In fact, we even use calculated metrics in many of our pre-built Excel report templates and dashboards. One example takes the Google Impression Share metric and combines it with our proprietary ClickShare metric to produce a ‘Potential Revenue’ metric that shows how much more revenue an Ad-Group could deliver if it were hitting its ‘full potential’ (meaning getting all possible impressions, running at position #1, and getting CTR’s equivalent to the averages of other related keywords.)

3rd-party Data Sources
Paid search doesn’t live alone in the marketing or business world. And it doesn’t have to live alone in your reports or analysis.

ClickEquations Analyst makes it possible to directly import data from virtually any other database - other marketing channels, product databases, and accounting systems, etc. - and connect it directly to your live PPC data.

This makes it possible to look at the inventory levels of items based on which keywords typically sell them, compare the performance of certain keywords between search engine and shopping engine channels, or addrich meta-data to products reports - to name but a few.

Living With Data

In carefully studying the full range of available paid search management software solutions over the past few months, I’ve been struck by how many rely solely on the search engine API data. The next largest tier supports conversion tags, either their own or those of the engines, but limits their utility by neglecting to capture full search query data or full shopping cart sku-level contents.

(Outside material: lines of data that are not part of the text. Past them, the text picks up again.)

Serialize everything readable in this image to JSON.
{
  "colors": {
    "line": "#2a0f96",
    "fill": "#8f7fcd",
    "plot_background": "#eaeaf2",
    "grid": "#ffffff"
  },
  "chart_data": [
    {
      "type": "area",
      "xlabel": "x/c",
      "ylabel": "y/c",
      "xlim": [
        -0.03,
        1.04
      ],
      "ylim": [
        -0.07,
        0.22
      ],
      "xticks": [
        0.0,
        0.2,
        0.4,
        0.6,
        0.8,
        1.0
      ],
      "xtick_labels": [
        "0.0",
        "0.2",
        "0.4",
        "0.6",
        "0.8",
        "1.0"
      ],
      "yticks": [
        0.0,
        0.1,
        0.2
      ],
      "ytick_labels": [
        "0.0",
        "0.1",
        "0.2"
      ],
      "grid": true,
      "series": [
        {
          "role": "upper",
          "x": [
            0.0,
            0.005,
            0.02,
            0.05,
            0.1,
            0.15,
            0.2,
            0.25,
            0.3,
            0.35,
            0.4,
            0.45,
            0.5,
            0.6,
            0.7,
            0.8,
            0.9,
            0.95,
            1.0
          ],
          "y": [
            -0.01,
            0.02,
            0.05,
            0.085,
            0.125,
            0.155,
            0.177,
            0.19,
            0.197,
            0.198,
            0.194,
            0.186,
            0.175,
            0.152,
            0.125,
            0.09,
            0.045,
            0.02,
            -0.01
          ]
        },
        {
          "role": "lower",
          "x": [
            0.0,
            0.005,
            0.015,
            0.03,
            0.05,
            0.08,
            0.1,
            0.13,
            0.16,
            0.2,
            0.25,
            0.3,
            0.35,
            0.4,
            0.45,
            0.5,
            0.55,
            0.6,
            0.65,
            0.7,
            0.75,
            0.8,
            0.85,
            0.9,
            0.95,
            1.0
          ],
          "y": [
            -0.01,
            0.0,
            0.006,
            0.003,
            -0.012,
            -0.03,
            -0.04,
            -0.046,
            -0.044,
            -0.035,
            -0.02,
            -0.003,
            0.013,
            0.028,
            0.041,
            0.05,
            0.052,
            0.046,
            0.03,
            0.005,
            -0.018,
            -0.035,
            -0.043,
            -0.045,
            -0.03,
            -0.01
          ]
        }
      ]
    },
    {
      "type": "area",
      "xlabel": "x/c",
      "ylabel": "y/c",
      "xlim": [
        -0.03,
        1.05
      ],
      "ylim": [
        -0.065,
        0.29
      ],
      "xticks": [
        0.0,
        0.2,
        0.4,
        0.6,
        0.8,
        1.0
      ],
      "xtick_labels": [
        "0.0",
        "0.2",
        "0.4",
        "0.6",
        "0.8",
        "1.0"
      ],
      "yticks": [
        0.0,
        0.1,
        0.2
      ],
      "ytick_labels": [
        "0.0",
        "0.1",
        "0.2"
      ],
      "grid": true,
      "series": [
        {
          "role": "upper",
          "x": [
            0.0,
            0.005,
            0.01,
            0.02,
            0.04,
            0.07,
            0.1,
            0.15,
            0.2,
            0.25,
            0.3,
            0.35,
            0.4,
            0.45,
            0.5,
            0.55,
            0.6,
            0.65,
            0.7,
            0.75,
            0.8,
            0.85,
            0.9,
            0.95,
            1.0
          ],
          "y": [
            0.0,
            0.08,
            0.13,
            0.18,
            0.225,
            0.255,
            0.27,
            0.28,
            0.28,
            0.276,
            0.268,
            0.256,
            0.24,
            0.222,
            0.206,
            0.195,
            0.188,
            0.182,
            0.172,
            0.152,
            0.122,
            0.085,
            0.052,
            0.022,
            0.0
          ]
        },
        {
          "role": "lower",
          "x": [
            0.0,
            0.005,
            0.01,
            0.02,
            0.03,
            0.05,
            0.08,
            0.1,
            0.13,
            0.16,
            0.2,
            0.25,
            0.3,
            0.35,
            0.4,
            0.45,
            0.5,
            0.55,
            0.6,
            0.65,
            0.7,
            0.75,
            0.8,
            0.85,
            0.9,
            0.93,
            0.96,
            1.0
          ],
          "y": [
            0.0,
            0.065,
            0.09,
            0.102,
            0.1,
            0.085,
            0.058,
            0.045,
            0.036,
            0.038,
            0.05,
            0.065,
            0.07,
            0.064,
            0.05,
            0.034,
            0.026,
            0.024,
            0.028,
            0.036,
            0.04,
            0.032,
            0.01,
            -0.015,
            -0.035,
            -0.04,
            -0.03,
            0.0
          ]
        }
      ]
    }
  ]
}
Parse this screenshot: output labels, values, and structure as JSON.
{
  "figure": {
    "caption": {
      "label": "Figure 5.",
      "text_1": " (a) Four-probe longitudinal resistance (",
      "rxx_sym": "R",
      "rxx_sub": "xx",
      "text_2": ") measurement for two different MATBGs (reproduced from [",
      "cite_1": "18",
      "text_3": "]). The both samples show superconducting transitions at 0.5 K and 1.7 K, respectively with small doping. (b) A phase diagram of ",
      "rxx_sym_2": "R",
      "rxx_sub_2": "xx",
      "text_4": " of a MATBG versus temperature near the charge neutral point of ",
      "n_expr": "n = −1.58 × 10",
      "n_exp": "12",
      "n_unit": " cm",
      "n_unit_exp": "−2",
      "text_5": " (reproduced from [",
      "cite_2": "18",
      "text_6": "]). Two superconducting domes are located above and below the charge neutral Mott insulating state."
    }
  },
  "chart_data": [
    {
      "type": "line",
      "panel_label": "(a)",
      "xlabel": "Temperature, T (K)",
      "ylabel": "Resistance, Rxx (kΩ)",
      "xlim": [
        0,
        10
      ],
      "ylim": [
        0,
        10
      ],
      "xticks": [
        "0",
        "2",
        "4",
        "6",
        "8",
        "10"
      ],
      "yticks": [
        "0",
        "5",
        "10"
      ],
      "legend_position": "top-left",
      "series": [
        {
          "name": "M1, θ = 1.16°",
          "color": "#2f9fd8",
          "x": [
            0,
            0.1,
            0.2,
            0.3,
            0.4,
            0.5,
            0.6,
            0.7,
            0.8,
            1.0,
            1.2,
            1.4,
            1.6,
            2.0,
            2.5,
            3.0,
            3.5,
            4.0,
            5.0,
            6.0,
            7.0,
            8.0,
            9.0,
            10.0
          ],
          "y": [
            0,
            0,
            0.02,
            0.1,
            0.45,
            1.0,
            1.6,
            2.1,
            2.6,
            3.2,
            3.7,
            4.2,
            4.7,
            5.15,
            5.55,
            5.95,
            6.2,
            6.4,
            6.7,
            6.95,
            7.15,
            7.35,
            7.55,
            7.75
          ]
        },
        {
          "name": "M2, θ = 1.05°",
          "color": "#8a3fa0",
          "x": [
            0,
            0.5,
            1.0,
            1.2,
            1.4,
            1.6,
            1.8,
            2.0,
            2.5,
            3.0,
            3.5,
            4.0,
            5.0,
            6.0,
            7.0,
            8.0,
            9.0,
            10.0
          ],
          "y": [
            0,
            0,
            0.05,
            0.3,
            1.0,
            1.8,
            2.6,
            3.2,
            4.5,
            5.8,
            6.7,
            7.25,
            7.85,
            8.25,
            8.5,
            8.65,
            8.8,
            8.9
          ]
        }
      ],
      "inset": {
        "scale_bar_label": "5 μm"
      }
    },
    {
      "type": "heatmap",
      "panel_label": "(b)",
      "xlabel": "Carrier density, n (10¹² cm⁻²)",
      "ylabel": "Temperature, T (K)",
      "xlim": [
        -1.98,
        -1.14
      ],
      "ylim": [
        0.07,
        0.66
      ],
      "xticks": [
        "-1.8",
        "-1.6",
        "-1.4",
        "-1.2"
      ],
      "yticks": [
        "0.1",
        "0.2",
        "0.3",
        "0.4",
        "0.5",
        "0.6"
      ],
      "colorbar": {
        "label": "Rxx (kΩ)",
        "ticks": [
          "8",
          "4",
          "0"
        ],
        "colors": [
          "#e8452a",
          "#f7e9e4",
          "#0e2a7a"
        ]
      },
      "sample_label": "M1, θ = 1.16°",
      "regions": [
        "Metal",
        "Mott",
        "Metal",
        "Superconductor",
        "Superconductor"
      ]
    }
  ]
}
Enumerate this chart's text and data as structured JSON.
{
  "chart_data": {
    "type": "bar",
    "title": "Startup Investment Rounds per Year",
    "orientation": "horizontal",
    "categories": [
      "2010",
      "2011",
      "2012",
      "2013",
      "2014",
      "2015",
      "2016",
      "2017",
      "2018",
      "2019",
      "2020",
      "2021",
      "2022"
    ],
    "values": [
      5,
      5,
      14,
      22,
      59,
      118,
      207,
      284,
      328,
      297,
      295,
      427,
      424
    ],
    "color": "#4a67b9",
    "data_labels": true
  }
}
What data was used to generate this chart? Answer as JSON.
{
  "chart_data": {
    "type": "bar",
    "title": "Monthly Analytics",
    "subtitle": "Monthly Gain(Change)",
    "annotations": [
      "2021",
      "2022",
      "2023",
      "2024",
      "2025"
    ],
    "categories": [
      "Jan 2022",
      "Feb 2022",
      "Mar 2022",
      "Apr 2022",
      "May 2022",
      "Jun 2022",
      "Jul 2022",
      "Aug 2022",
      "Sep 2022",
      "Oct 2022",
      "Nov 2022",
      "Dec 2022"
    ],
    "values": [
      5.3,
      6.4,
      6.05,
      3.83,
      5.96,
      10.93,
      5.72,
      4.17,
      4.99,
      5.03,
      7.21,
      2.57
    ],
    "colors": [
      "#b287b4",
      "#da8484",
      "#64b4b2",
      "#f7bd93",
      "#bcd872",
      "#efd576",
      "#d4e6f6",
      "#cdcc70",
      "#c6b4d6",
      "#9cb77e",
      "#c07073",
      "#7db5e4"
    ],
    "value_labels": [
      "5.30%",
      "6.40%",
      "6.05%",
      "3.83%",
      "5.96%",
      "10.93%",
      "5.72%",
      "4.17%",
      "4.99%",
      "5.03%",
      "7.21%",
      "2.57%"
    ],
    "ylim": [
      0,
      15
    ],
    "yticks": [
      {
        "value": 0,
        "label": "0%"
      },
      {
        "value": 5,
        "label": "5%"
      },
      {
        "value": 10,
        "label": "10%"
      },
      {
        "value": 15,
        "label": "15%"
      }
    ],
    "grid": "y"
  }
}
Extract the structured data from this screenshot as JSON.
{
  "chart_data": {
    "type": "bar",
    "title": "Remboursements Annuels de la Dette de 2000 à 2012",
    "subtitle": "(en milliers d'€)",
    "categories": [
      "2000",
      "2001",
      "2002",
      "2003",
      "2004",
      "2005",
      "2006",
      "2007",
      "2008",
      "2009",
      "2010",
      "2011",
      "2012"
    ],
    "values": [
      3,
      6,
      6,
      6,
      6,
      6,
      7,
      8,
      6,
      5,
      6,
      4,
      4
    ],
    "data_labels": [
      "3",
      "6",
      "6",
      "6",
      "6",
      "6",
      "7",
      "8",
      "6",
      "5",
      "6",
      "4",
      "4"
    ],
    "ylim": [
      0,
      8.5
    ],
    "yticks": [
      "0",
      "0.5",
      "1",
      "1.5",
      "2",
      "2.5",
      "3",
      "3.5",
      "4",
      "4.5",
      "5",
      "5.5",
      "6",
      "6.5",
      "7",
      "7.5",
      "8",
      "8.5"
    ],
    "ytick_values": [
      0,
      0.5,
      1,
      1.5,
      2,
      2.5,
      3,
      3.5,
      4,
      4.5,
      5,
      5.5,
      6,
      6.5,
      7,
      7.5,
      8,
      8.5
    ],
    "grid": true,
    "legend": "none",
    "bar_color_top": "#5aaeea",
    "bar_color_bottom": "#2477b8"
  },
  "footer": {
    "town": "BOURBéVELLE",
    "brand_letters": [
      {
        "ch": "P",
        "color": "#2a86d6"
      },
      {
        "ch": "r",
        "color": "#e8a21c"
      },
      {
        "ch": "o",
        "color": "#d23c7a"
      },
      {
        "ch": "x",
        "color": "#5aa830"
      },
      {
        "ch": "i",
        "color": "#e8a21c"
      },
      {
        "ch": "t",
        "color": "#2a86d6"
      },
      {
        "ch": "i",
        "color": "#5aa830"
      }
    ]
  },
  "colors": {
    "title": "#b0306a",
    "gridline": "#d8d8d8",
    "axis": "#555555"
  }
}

But limited data means limited reports. And limited reports means limited understanding. And limited understanding often means bad or at least uninformed decision making.

The power of ClickEquations comes not from having six different data sources, but from the ways in which that data is used to deliver understanding and drive better decisions. In upcoming posts we’ll revisit many of these data sources, especially the unique ones, and drill down into the uses and benefits of this information in everyday account management.